Obreht looked for patterns and repetition in fiction through her travels in Croatia. Almost all the people denied knowing anything about vampire lore, even after a family friend took her to see a man who farmed livestock and was mauled by an unseen force. However, when she did not discover evidence of vampires, she found other stories to write.
“The Tiger’s Wife” was Obreht’s debut novel published in 2011 and won the Orange Prize for Fiction for the same year. This story features a young doctor’s relationship with her grandfather and the stories he tells her. Her grandfather retells stories about the ‘deathless man’ who doesn’t die, regardless of the danger he faces, and a deaf-mute girl from his childhood village who befriends a tiger that has escaped from a nearby zoo.
She continued her presentation by going into detail about the style of writing she uses, and how she writes stories.
Obreht’s writing steers towards the theme of reality versus supernatural and thinks about the shape of the story, pacing, characters, tradition and language. Through her books, the stories correlate between the story’s structure and emotional resonance.
“I wanted the readers to receive my stories in a specific way of wanting to be creeped out, destabilized, uncertain of where it was going,” Obreht said. “Storytelling is a game of delivering and withholding, and stories hold powerful currency, and can transport us into someone else’s shoes.”
Obreht comes up with all of her unique stories originally by herself and spends a lot of time listening to stories from podcasts and obscure books.

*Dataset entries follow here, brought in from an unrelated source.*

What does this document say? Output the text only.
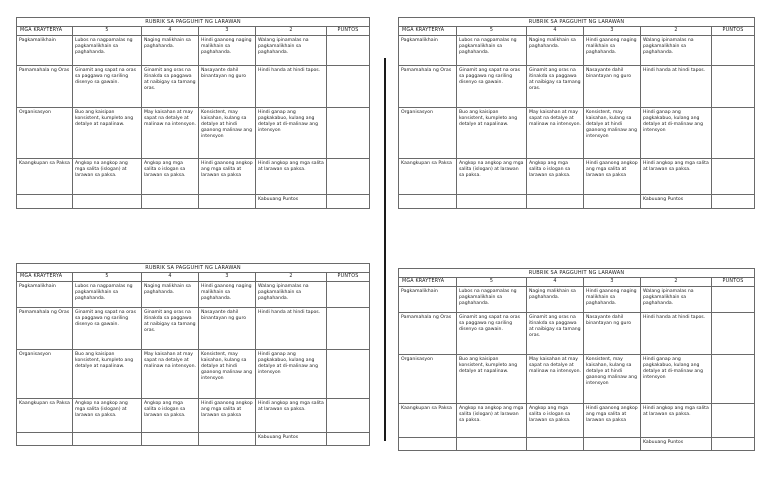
RUBRIK SA PAGGUHIT NG LARAWAN					
MGA KRAYTERYA	5	4	3	2	PUNTOS
Pagkamalikhain	Lubos na nagpamalas ng pagkamalikhain sa paghahanda.	Naging malikhain sa paghahanda.	Hindi gaanong naging malikhain sa paghahanda.	Walang ipinamalas na pagkamalikhain sa paghahanda.	
Pamamahala ng Oras	Ginamit ang sapat na oras sa paggawa ng sariling disenyo sa gawain.	Ginamit ang oras na itinakda sa paggawa at naibigay sa tamang oras.	Nasayante dahil binantayan ng guro	Hindi handa at hindi tapos.	
Organisasyon	Buo ang kaisipan konsistent, kumpleto ang detalye at napalinaw.	May kaisahan at may sapat na detalye at malinaw na intensyon.	Konsistent, may kaisahan, kulang sa detalye at hindi gaanong malinaw ang intensyon	Hindi ganap ang pagkakabuo, kulang ang detalye at di-malinaw ang intensyon	
Kaangkupan sa Paksa	Angkop na angkop ang mga salita (islogan) at larawan sa paksa.	Angkop ang mga salita o islogan sa larawan sa paksa.	Hindi gaanong angkop ang mga salita at larawan sa paksa	Hindi angkop ang mga salita at larawan sa paksa.	
				Kabuuang Puntos	
RUBRIK SA PAGGUHIT NG LARAWAN					
MGA KRAYTERYA	5	4	3	2	PUNTOS
Pagkamalikhain	Lubos na nagpamalas ng pagkamalikhain sa paghahanda.	Naging malikhain sa paghahanda.	Hindi gaanong naging malikhain sa paghahanda.	Walang ipinamalas na pagkamalikhain sa paghahanda.	
Pamamahala ng Oras	Ginamit ang sapat na oras sa paggawa ng sariling disenyo sa gawain.	Ginamit ang oras na itinakda sa paggawa at naibigay sa tamang oras.	Nasayante dahil binantayan ng guro	Hindi handa at hindi tapos.	
Organisasyon	Buo ang kaisipan konsistent, kumpleto ang detalye at napalinaw.	May kaisahan at may sapat na detalye at malinaw na intensyon.	Konsistent, may kaisahan, kulang sa detalye at hindi gaanong malinaw ang intensyon	Hindi ganap ang pagkakabuo, kulang ang detalye at di-malinaw ang intensyon	
Kaangkupan sa Paksa	Angkop na angkop ang mga salita (islogan) at larawan sa paksa.	Angkop ang mga salita o islogan sa larawan sa paksa.	Hindi gaanong angkop ang mga salita at larawan sa paksa	Hindi angkop ang mga salita at larawan sa paksa.	
				Kabuuang Puntos	
RUBRIK SA PAGGUHIT NG LARAWAN					
MGA KRAYTERYA	5	4	3	2	PUNTOS
Pagkamalikhain	Lubos na nagpamalas ng pagkamalikhain sa paghahanda.	Naging malikhain sa paghahanda.	Hindi gaanong naging malikhain sa paghahanda.	Walang ipinamalas na pagkamalikhain sa paghahanda.	
Pamamahala ng Oras	Ginamit ang sapat na oras sa paggawa ng sariling disenyo sa gawain.	Ginamit ang oras na itinakda sa paggawa at naibigay sa tamang oras.	Nasayante dahil binantayan ng guro	Hindi handa at hindi tapos.	
Organisasyon	Buo ang kaisipan konsistent, kumpleto ang detalye at napalinaw.	May kaisahan at may sapat na detalye at malinaw na intensyon.	Konsistent, may kaisahan, kulang sa detalye at hindi gaanong malinaw ang intensyon	Hindi ganap ang pagkakabuo, kulang ang detalye at di-malinaw ang intensyon	
Kaangkupan sa Paksa	Angkop na angkop ang mga salita (islogan) at larawan sa paksa.	Angkop ang mga salita o islogan sa larawan sa paksa.	Hindi gaanong angkop ang mga salita at larawan sa paksa	Hindi angkop ang mga salita at larawan sa paksa.	
				Kabuuang Puntos	
RUBRIK SA PAGGUHIT NG LARAWAN					
MGA KRAYTERYA	5	4	3	2	PUNTOS
Pagkamalikhain	Lubos na nagpamalas ng pagkamalikhain sa paghahanda.	Naging malikhain sa paghahanda.	Hindi gaanong naging malikhain sa paghahanda.	Walang ipinamalas na pagkamalikhain sa paghahanda.	
Pamamahala ng Oras	Ginamit ang sapat na oras sa paggawa ng sariling disenyo sa gawain.	Ginamit ang oras na itinakda sa paggawa at naibigay sa tamang oras.	Nasayante dahil binantayan ng guro	Hindi handa at hindi tapos.	
Organisasyon	Buo ang kaisipan konsistent, kumpleto ang detalye at napalinaw.	May kaisahan at may sapat na detalye at malinaw na intensyon.	Konsistent, may kaisahan, kulang sa detalye at hindi gaanong malinaw ang intensyon	Hindi ganap ang pagkakabuo, kulang ang detalye at di-malinaw ang intensyon	
Kaangkupan sa Paksa	Angkop na angkop ang mga salita (islogan) at larawan sa paksa.	Angkop ang mga salita o islogan sa larawan sa paksa.	Hindi gaanong angkop ang mga salita at larawan sa paksa	Hindi angkop ang mga salita at larawan sa paksa.	
				Kabuuang Puntos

“I realized that a lot of my work deals with the same five themes, which is common for most writers,” Obreht said. “I set my stories in a range of different stories and environments, and they all come back to home and search for a meaning.”
During her presentation, she told a true story that her former neighbor told her about a man and his wife getting ready for bed and having an encounter with a mouse roaming in a guitar.
After telling the story, Obreht explained that she tricked her listeners into being scared by providing an easy tone, and could have quickly told it in simple terms, but she chose to add suspense.
“I found this very interesting because I learned that you can control a reader’s thoughts through your detail and tone,” senior Parker Owen said.
Obreht uses a unique way to plan her writing, and instead of a standard approach, she uses a spontaneous state of creation. She finds a designated time for writing in her day and does not focus on word count or page numbers.
“I think about a scene, or what goal I want to finish,” Obreht said. “Quick drafts of a scene or anything that might help, do your thing and let it grow within the time of your writing.”
Obreht sees that what a writer goes through to get into a story is rarely the same door that a reader needs to access to get into the story. She is usually motivated by finding the reader’s door and ends up with a version of a story that can invite another person in.